Gradually, my senses returned to me and I was comforted by the knowledge that if any of this happened, the US embassy would no doubt arrange for me to have a proper Jewish funeral. Unless of course, I ended up needing the flotation device.

I was able to get the mustard off the blanket, for the most part, without waking the child. The father awakened, saw me dabbing away at the last spot and saw my guilt-ridden face and laughed quietly. I breathed a sigh of relief. I would survive the trip after all.
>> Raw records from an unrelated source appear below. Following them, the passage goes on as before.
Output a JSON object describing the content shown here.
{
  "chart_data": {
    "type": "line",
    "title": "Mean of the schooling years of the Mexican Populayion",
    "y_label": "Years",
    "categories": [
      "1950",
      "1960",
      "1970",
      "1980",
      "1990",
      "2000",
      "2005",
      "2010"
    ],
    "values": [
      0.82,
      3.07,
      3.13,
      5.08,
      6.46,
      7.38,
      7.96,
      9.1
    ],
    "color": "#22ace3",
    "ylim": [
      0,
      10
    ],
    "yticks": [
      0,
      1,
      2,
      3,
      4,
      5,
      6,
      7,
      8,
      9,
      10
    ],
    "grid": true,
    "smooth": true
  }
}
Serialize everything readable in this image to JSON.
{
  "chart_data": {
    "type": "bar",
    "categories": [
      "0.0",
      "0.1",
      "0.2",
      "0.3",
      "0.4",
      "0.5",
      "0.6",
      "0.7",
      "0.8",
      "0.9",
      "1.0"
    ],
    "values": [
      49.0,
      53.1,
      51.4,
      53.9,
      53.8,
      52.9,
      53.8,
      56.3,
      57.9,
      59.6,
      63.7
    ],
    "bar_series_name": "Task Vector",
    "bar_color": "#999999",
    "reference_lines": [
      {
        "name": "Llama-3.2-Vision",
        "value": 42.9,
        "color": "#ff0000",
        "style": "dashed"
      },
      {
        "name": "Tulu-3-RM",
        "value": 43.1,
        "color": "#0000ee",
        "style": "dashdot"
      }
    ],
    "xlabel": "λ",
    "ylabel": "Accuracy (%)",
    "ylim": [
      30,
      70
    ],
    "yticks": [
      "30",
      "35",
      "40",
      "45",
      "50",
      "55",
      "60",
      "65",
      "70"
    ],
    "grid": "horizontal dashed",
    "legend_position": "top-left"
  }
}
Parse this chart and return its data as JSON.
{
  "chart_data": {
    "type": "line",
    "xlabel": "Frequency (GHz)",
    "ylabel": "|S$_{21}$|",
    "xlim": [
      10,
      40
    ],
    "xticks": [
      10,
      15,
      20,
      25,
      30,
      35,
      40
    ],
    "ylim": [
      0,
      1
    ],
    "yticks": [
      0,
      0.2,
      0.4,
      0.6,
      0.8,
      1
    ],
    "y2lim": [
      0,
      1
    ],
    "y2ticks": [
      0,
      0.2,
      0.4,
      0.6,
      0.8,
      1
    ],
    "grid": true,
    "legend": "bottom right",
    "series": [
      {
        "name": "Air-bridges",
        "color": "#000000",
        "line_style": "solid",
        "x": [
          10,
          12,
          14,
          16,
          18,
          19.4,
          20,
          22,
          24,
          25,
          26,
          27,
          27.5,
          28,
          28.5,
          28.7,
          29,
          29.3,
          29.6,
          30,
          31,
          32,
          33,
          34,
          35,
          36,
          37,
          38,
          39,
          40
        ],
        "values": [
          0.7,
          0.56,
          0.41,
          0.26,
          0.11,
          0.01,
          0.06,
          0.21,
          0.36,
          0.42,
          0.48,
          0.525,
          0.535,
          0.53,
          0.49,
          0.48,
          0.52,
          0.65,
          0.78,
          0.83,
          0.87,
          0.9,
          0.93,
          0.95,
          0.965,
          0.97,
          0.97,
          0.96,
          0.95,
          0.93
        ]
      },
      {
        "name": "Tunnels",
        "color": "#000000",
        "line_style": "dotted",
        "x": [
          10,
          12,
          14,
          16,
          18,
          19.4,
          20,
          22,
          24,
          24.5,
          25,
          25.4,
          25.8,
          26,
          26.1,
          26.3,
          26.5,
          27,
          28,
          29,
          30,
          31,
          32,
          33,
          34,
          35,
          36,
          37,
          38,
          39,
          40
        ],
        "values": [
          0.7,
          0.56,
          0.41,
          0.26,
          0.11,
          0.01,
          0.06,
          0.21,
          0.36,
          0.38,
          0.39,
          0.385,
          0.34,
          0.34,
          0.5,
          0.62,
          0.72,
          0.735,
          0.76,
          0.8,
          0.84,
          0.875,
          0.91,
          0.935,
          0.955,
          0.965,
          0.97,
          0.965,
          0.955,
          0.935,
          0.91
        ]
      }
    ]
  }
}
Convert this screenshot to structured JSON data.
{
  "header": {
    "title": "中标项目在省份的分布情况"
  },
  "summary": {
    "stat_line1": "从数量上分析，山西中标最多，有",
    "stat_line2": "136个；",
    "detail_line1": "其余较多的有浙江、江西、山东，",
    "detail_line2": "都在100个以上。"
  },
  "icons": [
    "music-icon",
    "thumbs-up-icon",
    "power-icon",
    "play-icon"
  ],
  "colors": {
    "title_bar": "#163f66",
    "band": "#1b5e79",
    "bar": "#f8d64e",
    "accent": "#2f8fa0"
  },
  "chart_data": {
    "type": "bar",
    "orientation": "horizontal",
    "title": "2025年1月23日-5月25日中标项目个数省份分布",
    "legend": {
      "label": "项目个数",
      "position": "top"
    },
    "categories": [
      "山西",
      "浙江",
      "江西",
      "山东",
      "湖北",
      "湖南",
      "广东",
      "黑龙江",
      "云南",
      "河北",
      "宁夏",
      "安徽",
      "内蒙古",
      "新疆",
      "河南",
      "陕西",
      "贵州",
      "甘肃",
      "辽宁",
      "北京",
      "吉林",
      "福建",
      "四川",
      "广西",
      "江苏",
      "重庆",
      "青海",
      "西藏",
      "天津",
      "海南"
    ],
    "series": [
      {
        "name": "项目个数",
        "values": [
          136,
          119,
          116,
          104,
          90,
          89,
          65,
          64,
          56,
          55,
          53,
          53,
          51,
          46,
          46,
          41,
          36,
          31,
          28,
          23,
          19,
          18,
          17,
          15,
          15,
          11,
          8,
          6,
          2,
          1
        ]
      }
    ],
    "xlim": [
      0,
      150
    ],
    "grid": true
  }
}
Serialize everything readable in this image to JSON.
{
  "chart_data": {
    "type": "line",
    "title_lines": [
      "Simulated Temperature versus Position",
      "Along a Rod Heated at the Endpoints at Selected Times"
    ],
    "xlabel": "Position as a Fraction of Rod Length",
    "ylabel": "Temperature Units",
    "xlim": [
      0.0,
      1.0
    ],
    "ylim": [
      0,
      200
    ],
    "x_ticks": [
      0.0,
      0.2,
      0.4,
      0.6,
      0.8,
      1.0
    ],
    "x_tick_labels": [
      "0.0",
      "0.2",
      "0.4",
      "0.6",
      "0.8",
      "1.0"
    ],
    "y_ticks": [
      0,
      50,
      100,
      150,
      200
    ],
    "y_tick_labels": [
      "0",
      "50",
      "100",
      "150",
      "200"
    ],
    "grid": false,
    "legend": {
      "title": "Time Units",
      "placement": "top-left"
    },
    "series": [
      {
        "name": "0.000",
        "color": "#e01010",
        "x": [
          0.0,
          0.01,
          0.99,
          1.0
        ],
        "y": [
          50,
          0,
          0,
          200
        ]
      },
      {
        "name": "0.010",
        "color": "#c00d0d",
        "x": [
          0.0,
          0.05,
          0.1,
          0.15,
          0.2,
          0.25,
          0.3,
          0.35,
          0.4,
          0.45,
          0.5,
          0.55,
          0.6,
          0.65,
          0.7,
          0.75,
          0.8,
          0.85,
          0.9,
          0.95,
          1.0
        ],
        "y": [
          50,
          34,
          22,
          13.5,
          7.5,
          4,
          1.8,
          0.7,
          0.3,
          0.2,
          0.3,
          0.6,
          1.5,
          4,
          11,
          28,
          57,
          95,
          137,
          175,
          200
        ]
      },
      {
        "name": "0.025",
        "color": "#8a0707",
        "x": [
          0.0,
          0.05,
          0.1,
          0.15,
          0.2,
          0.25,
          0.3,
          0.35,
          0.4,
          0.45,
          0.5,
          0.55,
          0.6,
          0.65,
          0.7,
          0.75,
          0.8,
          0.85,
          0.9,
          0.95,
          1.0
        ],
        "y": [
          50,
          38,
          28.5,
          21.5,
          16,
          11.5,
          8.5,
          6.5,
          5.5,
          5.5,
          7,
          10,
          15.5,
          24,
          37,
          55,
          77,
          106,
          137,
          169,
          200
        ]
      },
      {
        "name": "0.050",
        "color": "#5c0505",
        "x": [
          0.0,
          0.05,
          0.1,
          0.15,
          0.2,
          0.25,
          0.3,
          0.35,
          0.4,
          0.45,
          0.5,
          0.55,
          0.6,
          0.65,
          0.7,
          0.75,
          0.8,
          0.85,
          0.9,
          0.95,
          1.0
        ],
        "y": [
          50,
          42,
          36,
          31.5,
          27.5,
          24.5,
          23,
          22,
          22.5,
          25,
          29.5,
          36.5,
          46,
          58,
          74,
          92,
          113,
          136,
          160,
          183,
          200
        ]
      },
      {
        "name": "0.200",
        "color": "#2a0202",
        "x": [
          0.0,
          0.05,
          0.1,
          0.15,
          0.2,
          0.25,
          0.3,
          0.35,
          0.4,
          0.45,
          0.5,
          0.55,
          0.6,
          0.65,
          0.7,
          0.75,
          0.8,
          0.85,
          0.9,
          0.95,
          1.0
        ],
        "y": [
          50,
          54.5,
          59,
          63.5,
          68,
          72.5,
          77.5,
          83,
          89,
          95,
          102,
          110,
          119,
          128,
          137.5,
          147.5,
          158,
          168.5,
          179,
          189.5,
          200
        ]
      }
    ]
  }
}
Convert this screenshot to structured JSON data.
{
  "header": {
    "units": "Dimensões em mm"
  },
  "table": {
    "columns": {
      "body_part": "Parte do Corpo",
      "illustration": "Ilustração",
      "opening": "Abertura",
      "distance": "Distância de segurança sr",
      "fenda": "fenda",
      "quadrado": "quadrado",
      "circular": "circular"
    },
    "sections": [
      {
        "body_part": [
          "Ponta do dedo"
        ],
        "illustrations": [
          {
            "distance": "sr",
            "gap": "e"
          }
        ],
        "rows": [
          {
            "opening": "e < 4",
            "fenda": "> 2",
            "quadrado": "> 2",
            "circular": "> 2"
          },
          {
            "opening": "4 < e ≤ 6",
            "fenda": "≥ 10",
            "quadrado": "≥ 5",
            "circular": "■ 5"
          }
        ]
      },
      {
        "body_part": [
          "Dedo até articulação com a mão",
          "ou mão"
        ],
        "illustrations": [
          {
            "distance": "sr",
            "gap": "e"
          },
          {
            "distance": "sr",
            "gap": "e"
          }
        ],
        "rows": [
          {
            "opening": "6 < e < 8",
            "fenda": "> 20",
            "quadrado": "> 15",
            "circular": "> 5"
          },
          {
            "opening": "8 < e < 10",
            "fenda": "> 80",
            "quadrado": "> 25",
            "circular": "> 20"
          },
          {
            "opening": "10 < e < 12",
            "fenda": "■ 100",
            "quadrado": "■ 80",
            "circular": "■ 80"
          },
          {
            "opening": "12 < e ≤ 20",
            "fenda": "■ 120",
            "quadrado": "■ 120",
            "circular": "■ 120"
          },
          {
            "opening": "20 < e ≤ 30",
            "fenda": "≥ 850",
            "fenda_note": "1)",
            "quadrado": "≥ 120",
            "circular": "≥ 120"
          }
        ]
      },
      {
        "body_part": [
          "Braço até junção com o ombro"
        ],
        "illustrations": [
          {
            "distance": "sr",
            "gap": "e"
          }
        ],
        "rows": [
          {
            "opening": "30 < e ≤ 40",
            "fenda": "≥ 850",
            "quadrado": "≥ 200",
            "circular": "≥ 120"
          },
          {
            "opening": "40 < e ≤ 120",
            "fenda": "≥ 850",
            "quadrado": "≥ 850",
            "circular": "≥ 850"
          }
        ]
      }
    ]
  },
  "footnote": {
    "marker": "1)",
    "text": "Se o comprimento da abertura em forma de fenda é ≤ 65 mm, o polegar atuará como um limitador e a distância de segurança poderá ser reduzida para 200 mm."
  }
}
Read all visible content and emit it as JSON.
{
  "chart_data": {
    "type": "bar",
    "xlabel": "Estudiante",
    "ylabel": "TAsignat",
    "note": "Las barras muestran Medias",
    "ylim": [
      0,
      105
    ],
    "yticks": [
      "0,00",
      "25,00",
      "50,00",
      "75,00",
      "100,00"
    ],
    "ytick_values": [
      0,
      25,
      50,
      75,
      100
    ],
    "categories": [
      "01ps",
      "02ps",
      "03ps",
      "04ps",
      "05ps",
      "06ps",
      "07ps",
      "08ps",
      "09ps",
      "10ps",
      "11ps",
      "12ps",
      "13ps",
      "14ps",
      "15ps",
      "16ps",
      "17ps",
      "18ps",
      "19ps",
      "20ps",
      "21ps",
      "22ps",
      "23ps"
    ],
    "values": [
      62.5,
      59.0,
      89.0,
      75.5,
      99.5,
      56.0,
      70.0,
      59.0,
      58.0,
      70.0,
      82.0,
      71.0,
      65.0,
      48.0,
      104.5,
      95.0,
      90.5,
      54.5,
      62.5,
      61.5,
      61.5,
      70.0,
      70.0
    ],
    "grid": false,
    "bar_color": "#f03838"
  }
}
Maybe the danger I thought I faced was slightly exaggerated. After all, I had helped them quiet the child down when he was very upset earlier in the flight and had entertained the child intermittently. In fact, if it weren't for the mustard they may have named their next child after me. Now, my chance for immortality was ruined.  Next time you wonder about those airport security measures, like not allowing mustard on flights, you will know those rules are in place for a valid reason. To protect you from travelers like me.

You know what they say - some men have greatness thrust upon them. I got mustard.